From @birtles on April 7, 2017 6:27

Originally we introduced the *ReadOnly interfaces for CSS. The logic went something like this:

  • It's pretty much impossible to map changes made via API back to style (we tried, and there were lots of cases where it's just not clear what the expected behavior should be, particularly when the list length changes.)
  • So we decided to make it a one-way mapping, i.e. style updates the API objects but changing the objects doesn't update style.
  • As a result you need to know when an object gets a particular timing property from style and when it gets it from the API.
  • We tried doing this on a property-by-property basis but it leads to a very confusing API. How do you tell which properties you've overridden? How do you reset them so that they start reflecting style again? Do we add three methods per property?
  • Instead we opted for an API where you very deliberately have to break from style as follows:
const animation = div.getAnimations()[0];
animation.effect = new KeyframeEffect(animation.effect); // Make a mutable copy
// Now you can tweak it and its obvious that changes to style do not apply
effect.timing.duration = 3000; // This works
div.style.animationDuration = '4s'; // This doesn't

However, in #168 I'm proposing we simplify the timing interfaces to have only:

animation.effect.getTiming();
animation.effect.setTiming(); // Resets all properties to their defaults
animation.effect.setTimingProperty({ duration: 3000 }; // Overrides a single property

The last one is basically equivalent to:

effect.setTiming(Object.assign(effect.getTiming(), { duration: 3000 }));

I'm now wondering if there's some way we can exploit this setup (and similarly setKeyframes()) to signal which properties you want to override.

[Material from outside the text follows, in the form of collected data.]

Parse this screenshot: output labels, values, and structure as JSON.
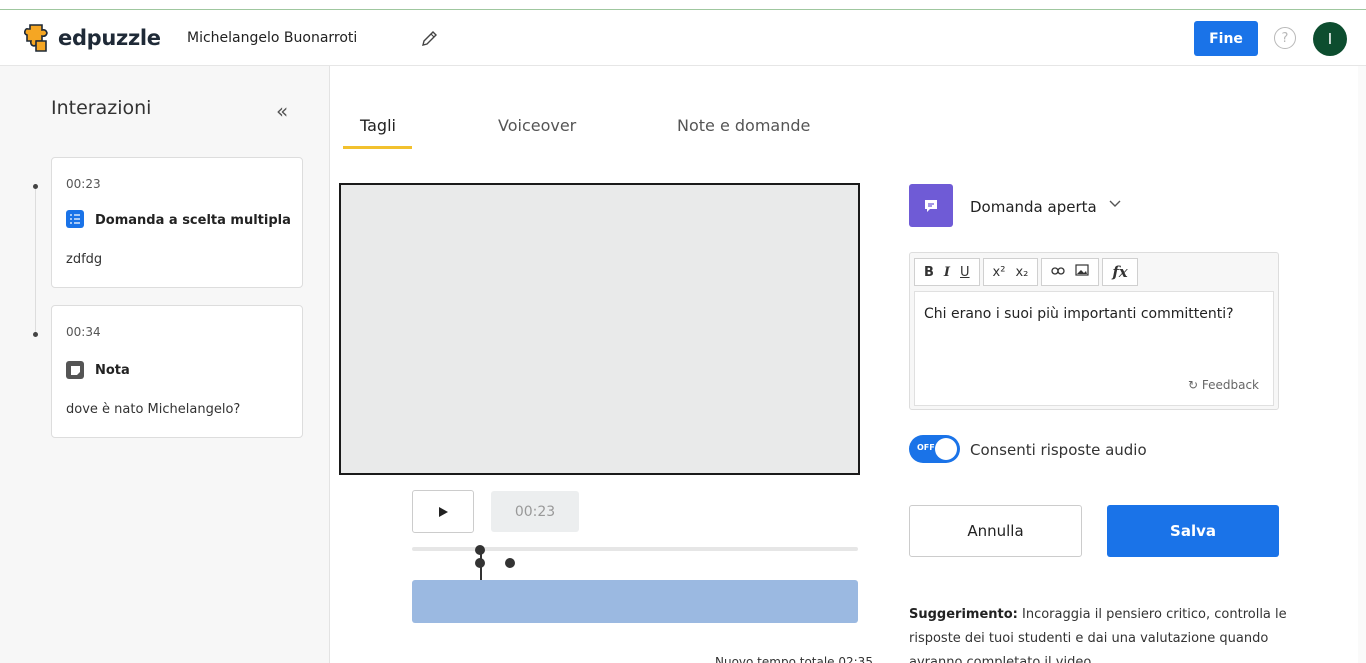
{
  "app": {
    "brand": "edpuzzle",
    "video_title": "Michelangelo Buonarroti",
    "finish_label": "Fine",
    "help_symbol": "?",
    "avatar_initial": "I",
    "accent_color": "#1a73e8"
  },
  "sidebar": {
    "title": "Interazioni",
    "collapse_symbol": "«",
    "items": [
      {
        "time": "00:23",
        "type_label": "Domanda a scelta multipla",
        "icon": "multiple-choice-icon",
        "description": "zdfdg"
      },
      {
        "time": "00:34",
        "type_label": "Nota",
        "icon": "note-icon",
        "description": "dove è nato Michelangelo?"
      }
    ]
  },
  "tabs": [
    {
      "label": "Tagli",
      "active": true
    },
    {
      "label": "Voiceover",
      "active": false
    },
    {
      "label": "Note e domande",
      "active": false
    }
  ],
  "player": {
    "current_time": "00:23",
    "total_time": "Nuovo tempo totale 02:35"
  },
  "question_panel": {
    "type_label": "Domanda aperta",
    "toolbar": [
      "B",
      "I",
      "U",
      "x²",
      "x₂",
      "link",
      "image",
      "fx"
    ],
    "question_text": "Chi erano i suoi più importanti committenti?",
    "feedback_label": "Feedback",
    "toggle_state": "OFF",
    "toggle_label": "Consenti risposte audio",
    "cancel_label": "Annulla",
    "save_label": "Salva",
    "tip_title": "Suggerimento:",
    "tip_text": " Incoraggia il pensiero critico, controlla le risposte dei tuoi studenti e dai una valutazione quando avranno completato il video."
  }
}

Perhaps we could change the timing dictionary to have default values which we interpret as the initial value for script-generated animations and the style-specified value for CSS animations/transitions such that setTiming() resets everything?

That would certainly be nicer for authors: being able to override the delay of a single instance of a CSS animation programmatically is certainly something I've wanted to do, and it would be nice not to have to completely divorce it from style changes in order to do so. It would also avoid some of the confusion and complexity around the *ReadOnly interfaces so it's probably worth considering at least.